In his letter to Pachauri, Sensenbrenner noted an e-mail from Pennsylvania State University researcher Michael Mann that proposes warding other scientists off of "Climate Research" journal because it published scientific studies counter to the conclusions of the IPCC's contributors.

 

"The e-mails, however, demonstrate that a cabal of supposed 'cream-of-the-crop' climate scientists were indeed successful in getting editors of journals that had published contrarian views fired and that they conspired to boycott journals that did not bend to their wishes -- therefore ensuring that such views would not be adequately represented in IPCC Assessment Reports," Sensenbrenner wrote.

 

But supporters of putting curbs on fossil fuel emissions say that despite the questionable nature of the e-mails, they don't undermine the science, and point to the latest data from the very agencies wrapped up in the scandal.

 

"Global warming deniers are trying to say this is all a trick, but the truth of the matter is that our world is getting hotter, faster," said Rep. Edward J. Markey, D-Mass., chairman of the Select Committee on Energy Independence and Global Warming and a co-author of legislation to limit greenhouse gas emissions.

 

Markey cited data from the National Oceanic and Atmospheric Administration, which concluded that this decade had an average global surface temperature about 1 degree fahrenheit above the 20th century average.

 

Data from NOAA as well as NASA and the Climate Research Unit at the University of East Anglia are used by the World Meteorological Organization, the U.N.'s weather agency.
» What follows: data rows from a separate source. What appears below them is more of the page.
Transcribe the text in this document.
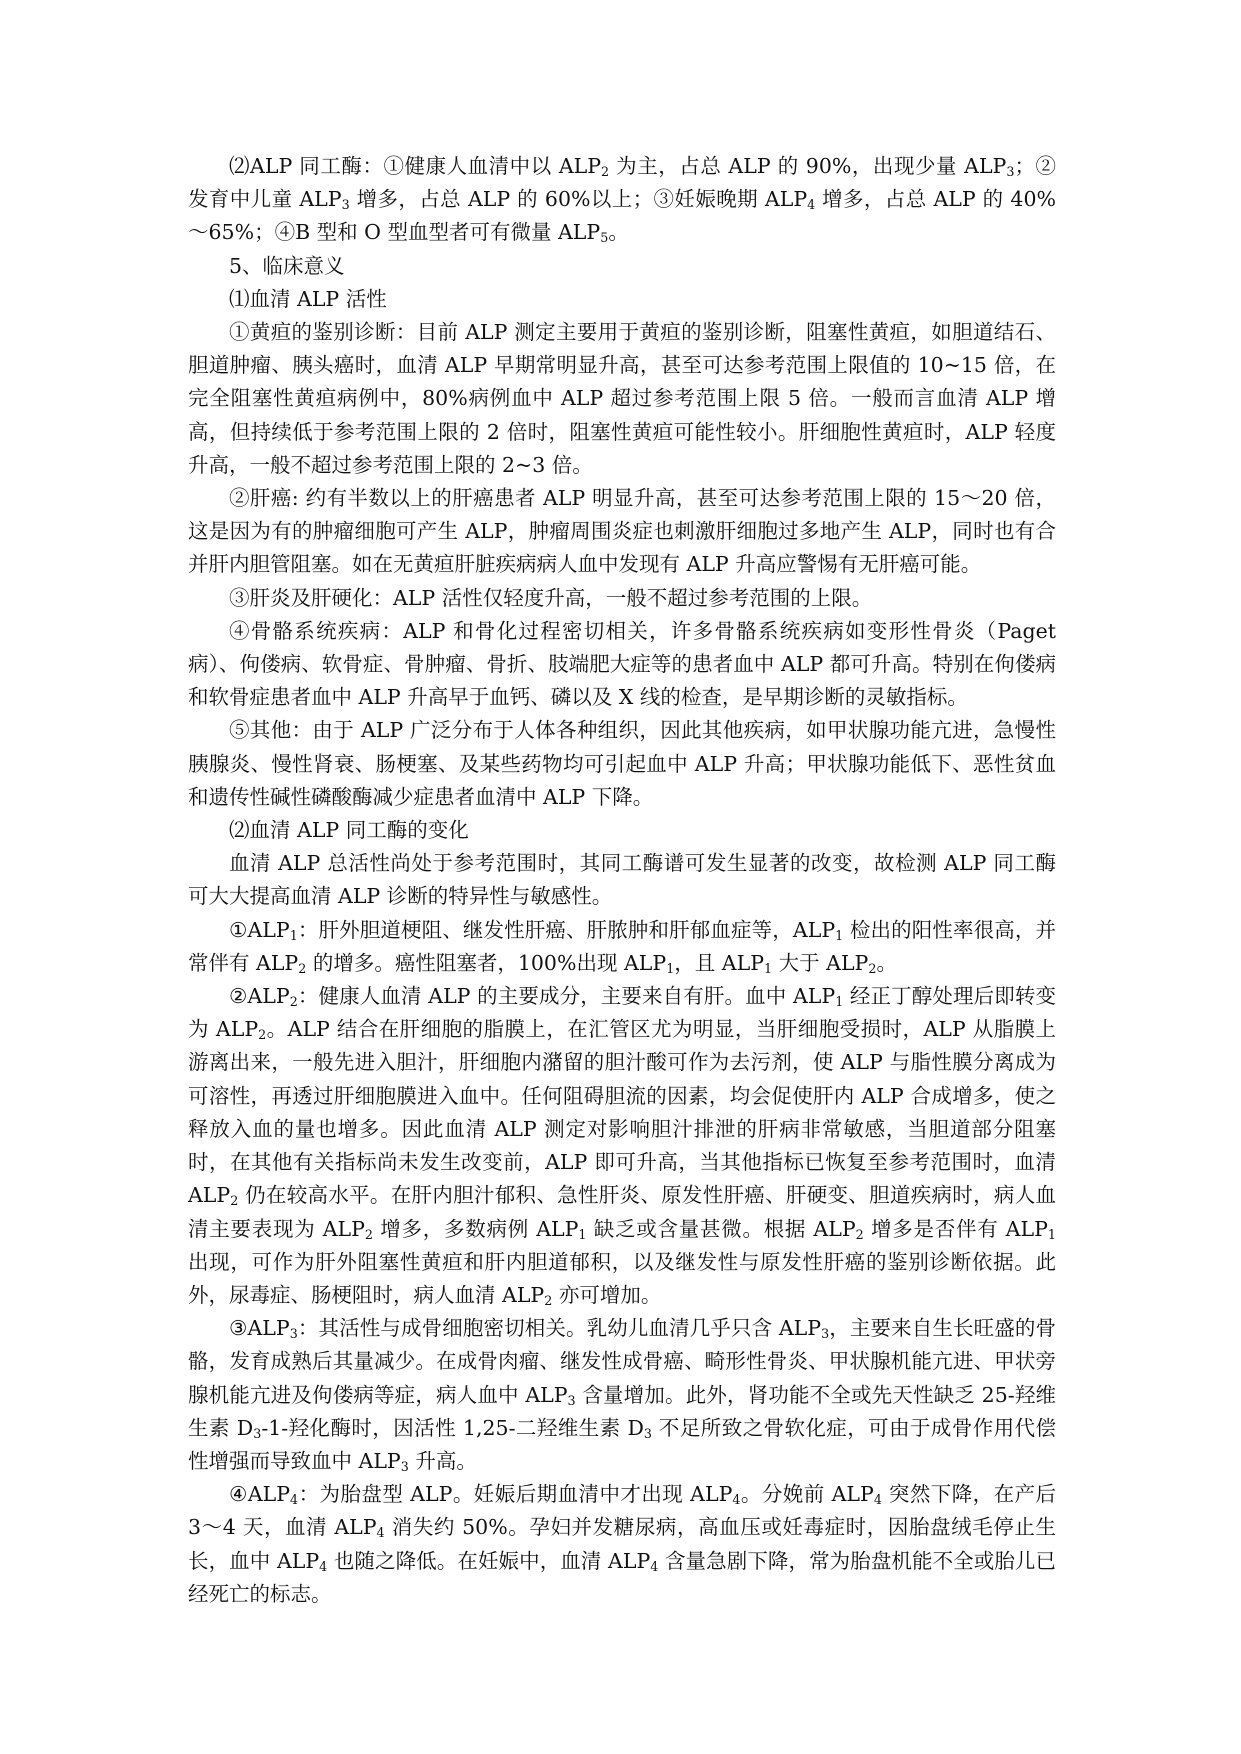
⑵ALP 同工酶：①健康人血清中以 $ALP_2$ 为主，占总 ALP 的 90%，出现少量 $ALP_3$；②发育中儿童 $ALP_3$ 增多，占总 ALP 的 60%以上；③妊娠晚期 $ALP_4$ 增多，占总 ALP 的 40%～65%；④B 型和 O 型血型者可有微量 $ALP_5$。

5、临床意义

⑴血清 ALP 活性

①黄疸的鉴别诊断：目前 ALP 测定主要用于黄疸的鉴别诊断，阻塞性黄疸，如胆道结石、胆道肿瘤、胰头癌时，血清 ALP 早期常明显升高，甚至可达参考范围上限值的 10~15 倍，在完全阻塞性黄疸病例中，80%病例血中 ALP 超过参考范围上限 5 倍。一般而言血清 ALP 增高，但持续低于参考范围上限的 2 倍时，阻塞性黄疸可能性较小。肝细胞性黄疸时，ALP 轻度升高，一般不超过参考范围上限的 2~3 倍。

②肝癌: 约有半数以上的肝癌患者 ALP 明显升高，甚至可达参考范围上限的 15～20 倍，这是因为有的肿瘤细胞可产生 ALP，肿瘤周围炎症也刺激肝细胞过多地产生 ALP，同时也有合并肝内胆管阻塞。如在无黄疸肝脏疾病病人血中发现有 ALP 升高应警惕有无肝癌可能。

③肝炎及肝硬化：ALP 活性仅轻度升高，一般不超过参考范围的上限。

④骨骼系统疾病：ALP 和骨化过程密切相关，许多骨骼系统疾病如变形性骨炎（Paget 病）、佝偻病、软骨症、骨肿瘤、骨折、肢端肥大症等的患者血中 ALP 都可升高。特别在佝偻病和软骨症患者血中 ALP 升高早于血钙、磷以及 X 线的检查，是早期诊断的灵敏指标。

⑤其他：由于 ALP 广泛分布于人体各种组织，因此其他疾病，如甲状腺功能亢进，急慢性胰腺炎、慢性肾衰、肠梗塞、及某些药物均可引起血中 ALP 升高；甲状腺功能低下、恶性贫血和遗传性碱性磷酸酶减少症患者血清中 ALP 下降。

⑵血清 ALP 同工酶的变化

血清 ALP 总活性尚处于参考范围时，其同工酶谱可发生显著的改变，故检测 ALP 同工酶可大大提高血清 ALP 诊断的特异性与敏感性。

$①ALP_1$：肝外胆道梗阻、继发性肝癌、肝脓肿和肝郁血症等，$ALP_1$ 检出的阳性率很高，并常伴有 $ALP_2$ 的增多。癌性阻塞者，100%出现 $ALP_1$，且 $ALP_1$ 大于 $ALP_2$。

$②ALP_2$：健康人血清 ALP 的主要成分，主要来自有肝。血中 $ALP_1$ 经正丁醇处理后即转变为 $ALP_2$。ALP 结合在肝细胞的脂膜上，在汇管区尤为明显，当肝细胞受损时，ALP 从脂膜上游离出来，一般先进入胆汁，肝细胞内潴留的胆汁酸可作为去污剂，使 ALP 与脂性膜分离成为可溶性，再透过肝细胞膜进入血中。任何阻碍胆流的因素，均会促使肝内 ALP 合成增多，使之释放入血的量也增多。因此血清 ALP 测定对影响胆汁排泄的肝病非常敏感，当胆道部分阻塞时，在其他有关指标尚未发生改变前，ALP 即可升高，当其他指标已恢复至参考范围时，血清 $ALP_2$ 仍在较高水平。在肝内胆汁郁积、急性肝炎、原发性肝癌、肝硬变、胆道疾病时，病人血清主要表现为 $ALP_2$ 增多，多数病例 $ALP_1$ 缺乏或含量甚微。根据 $ALP_2$ 增多是否伴有 $ALP_1$ 出现，可作为肝外阻塞性黄疸和肝内胆道郁积，以及继发性与原发性肝癌的鉴别诊断依据。此外，尿毒症、肠梗阻时，病人血清 $ALP_2$ 亦可增加。

$③ALP_3$：其活性与成骨细胞密切相关。乳幼儿血清几乎只含 $ALP_3$，主要来自生长旺盛的骨骼，发育成熟后其量减少。在成骨肉瘤、继发性成骨癌、畸形性骨炎、甲状腺机能亢进、甲状旁腺机能亢进及佝偻病等症，病人血中 $ALP_3$ 含量增加。此外，肾功能不全或先天性缺乏 25-羟维生素 $D_3-1-$羟化酶时，因活性 1,25-二羟维生素 $D_3$ 不足所致之骨软化症，可由于成骨作用代偿性增强而导致血中 $ALP_3$ 升高。

$④ALP_4$：为胎盘型 ALP。妊娠后期血清中才出现 $ALP_4$。分娩前 $ALP_4$ 突然下降，在产后 3～4 天，血清 $ALP_4$ 消失约 50%。孕妇并发糖尿病，高血压或妊毒症时，因胎盘绒毛停止生长，血中 $ALP_4$ 也随之降低。在妊娠中，血清 $ALP_4$ 含量急剧下降，常为胎盘机能不全或胎儿已经死亡的标志。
Michel Jarraud, secretary-general of the WMO, announced at Copenhagen on Tuesday that 2000-2009 "is very likely to be the warmest on record, warmer than the 1990s, than the 1980s and so on."

 

"There is a mountain of evidence proving global warming is a fact, but the defenders of the fossil fuel status quo are using a molehill of a scandal to distract the world. The deniers will not win, because they are wrong," Markey said.

 

Obama is headed to Copenhagen next week for the end of the conference. After the Environmental Protection Agency on Monday issued a scientific finding on the danger of carbon dioxide, several Republicans say they fear Obama will make pledges at the conference that will try to bypass congressional approval.